José Francisco Yuraszeck SJ, Capellán General Hogar de Cristo
10 Febrero 2022 a las
21:37
La semana pasada, dimos a conocer en las redes sociales del Hogar de Cristo, dos testimonios distintos de migrantes venezolanos. El primero, Janghel Alexander Bello Torrealba (22), se encuentra en situación de calle en Iquique. El segundo, Ricardo José Rojas (24), trabaja de mesero en un restaurante y es peluquero callejero en sus días libres en la plaza que está frente a la Basílica Los Sacramentinos, en Santiago.
El primero ingresó al país de manera irregular por el paso fronterizo de Colchane. El segundo lo hizo en avión, gracias a un pasaje que le compró su hermano mayor radicado antes que él en Chile. Al primero no le importa vivir en carpa con tal de tener su comida diaria: “En Venezuela lo que falta es comida, porque allá casa tengo”, dice Janghel. Al segundo, lo que gana en Chile le alcanza para mantenerse, ahorrar y enviarle dinero a su familia.
Son dos realidades distintas pero un origen común. La diáspora venezolana ya suma a más de seis millones de personas dispersas por el mundo, principalmente en Latinoamérica. Pero lo que ha llamado mi atención de estas dos historias son las opuestas reacciones que generaron al publicarlas en nuestras redes sociales: mientras que a Janghel lo repudiaron e insultaron con los más odiosos epítetos, recordándole a cada instante que Chile “no es el Hogar de Cristo”, a Ricardo lo aplaudieron y felicitaron por el noble gesto de cortar el pelo gratis a sus compatriotas y a chilenos en plena plaza pública.

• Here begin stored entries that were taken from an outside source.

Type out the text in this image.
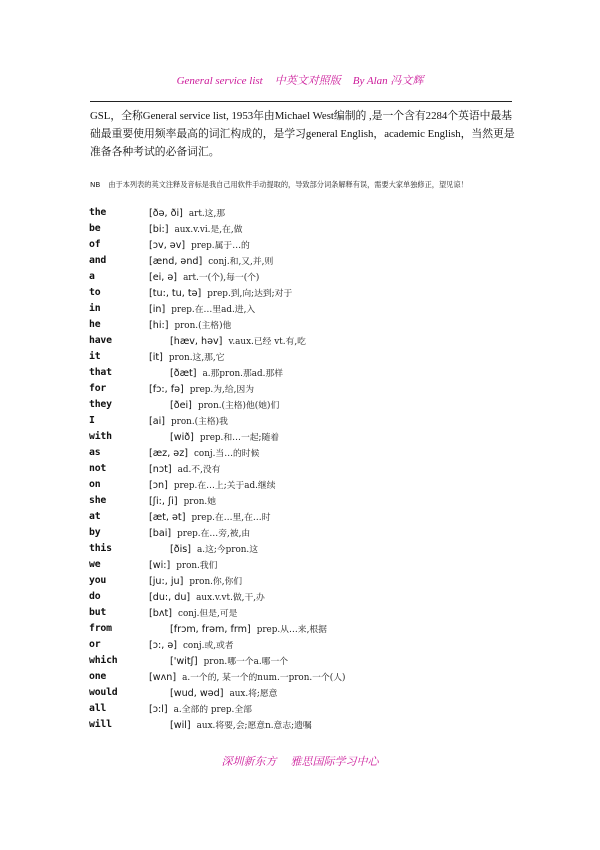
General service list 中英文对照版 By Alan 冯文辉
GSL，全称General service list, 1953年由Michael West编制的 ,是一个含有2284个英语中最基础最重要使用频率最高的词汇构成的，是学习general English，academic English，当然更是准备各种考试的必备词汇。
NB 由于本列表的英文注释及音标是我自己用软件手动提取的，导致部分词条解释有误，需要大家单独修正，望见谅！
the	[ðə, ði] art.这,那
be	[bi:] aux.v.vi.是,在,做
of	[ɔv, əv] prep.属于…的
and	[ænd, ənd] conj.和,又,并,则
a	[ei, ə] art.一(个),每一(个)
to	[tu:, tu, tə] prep.到,向;达到;对于
in	[in] prep.在…里ad.进,入
he	[hi:] pron.(主格)他
have	[hæv, həv] v.aux.已经 vt.有,吃
it	[it] pron.这,那,它
that	[ðæt] a.那pron.那ad.那样
for	[fɔ:, fə] prep.为,给,因为
they	[ðei] pron.(主格)他(她)们
I	[ai] pron.(主格)我
with	[wið] prep.和…一起;随着
as	[æz, əz] conj.当…的时候
not	[nɔt] ad.不,没有
on	[ɔn] prep.在…上;关于ad.继续
she	[ʃi:, ʃi] pron.她
at	[æt, ət] prep.在…里,在…时
by	[bai] prep.在…旁,被,由
this	[ðis] a.这;今pron.这
we	[wi:] pron.我们
you	[ju:, ju] pron.你,你们
do	[du:, du] aux.v.vt.做,干,办
but	[bʌt] conj.但是,可是
from	[frɔm, frəm, frm] prep.从…来,根据
or	[ɔ:, ə] conj.或,或者
which	['witʃ] pron.哪一个a.哪一个
one	[wʌn] a.一个的, 某一个的num.一pron.一个(人)
would	[wud, wəd] aux.将;愿意
all	[ɔ:l] a.全部的 prep.全部
will	[wil] aux.将要,会;愿意n.意志;遗嘱
深圳新东方 雅思国际学习中心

Cada vez que este tipo de situaciones ocurren, me pregunto sobre el país que estamos construyendo y, sin duda, prefiero al que acoge al amigo cuando es forastero, al que es como el Hogar de Cristo y pone a los más vulnerables primeros en la fila, que al que denuesta, escupe, estigmatiza y condena, haciendo pagar a los más –los justos–, por los menos –los que cometen algún delito o infracción.